Лейтенант кое-как втиснулся в халат, вспомнил про панаму, поспешно сдернул ее с головы.

– Готов? Теперь слушай сюда… Он только сегодня заговорил. Понял? И сказал, что он не Иванов никакой, а Прохоров.

– Прохоров? – Лейтенант округлил глаза и открыл рот. – Прохорова ведь убили… Не может быть…

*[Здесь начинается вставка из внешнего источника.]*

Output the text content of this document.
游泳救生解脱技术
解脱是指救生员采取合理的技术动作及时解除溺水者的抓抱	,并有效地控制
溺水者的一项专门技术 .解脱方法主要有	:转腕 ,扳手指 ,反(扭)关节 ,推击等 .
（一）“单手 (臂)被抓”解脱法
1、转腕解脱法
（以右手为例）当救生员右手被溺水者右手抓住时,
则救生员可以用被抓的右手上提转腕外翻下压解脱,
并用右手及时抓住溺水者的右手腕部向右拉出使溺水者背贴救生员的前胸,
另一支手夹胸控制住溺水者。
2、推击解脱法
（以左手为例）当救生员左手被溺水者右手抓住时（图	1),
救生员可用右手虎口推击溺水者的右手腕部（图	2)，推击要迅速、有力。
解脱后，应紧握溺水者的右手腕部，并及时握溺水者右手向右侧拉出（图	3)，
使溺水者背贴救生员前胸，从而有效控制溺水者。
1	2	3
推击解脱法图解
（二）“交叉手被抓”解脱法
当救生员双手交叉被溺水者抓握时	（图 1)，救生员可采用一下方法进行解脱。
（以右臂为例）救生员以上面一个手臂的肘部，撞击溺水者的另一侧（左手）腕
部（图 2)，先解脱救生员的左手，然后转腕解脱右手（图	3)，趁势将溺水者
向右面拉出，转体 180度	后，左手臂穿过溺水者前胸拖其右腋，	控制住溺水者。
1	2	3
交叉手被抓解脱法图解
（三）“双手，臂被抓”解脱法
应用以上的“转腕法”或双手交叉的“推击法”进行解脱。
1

– Ты вот что, в палату не входи, а чуть приоткрой дверь и посмотри.

Лейтенант поставил у стенки пакет и осторожно заглянул. Потом он бессмысленно посмотрел на доктора, снова приоткрыл дверь. Но доктор уже тянул его за рукав.

– Это Прохоров, – упавшим голосом пробормотал лейтенант. Лицо его помертвело, на лбу выступили крупные капли.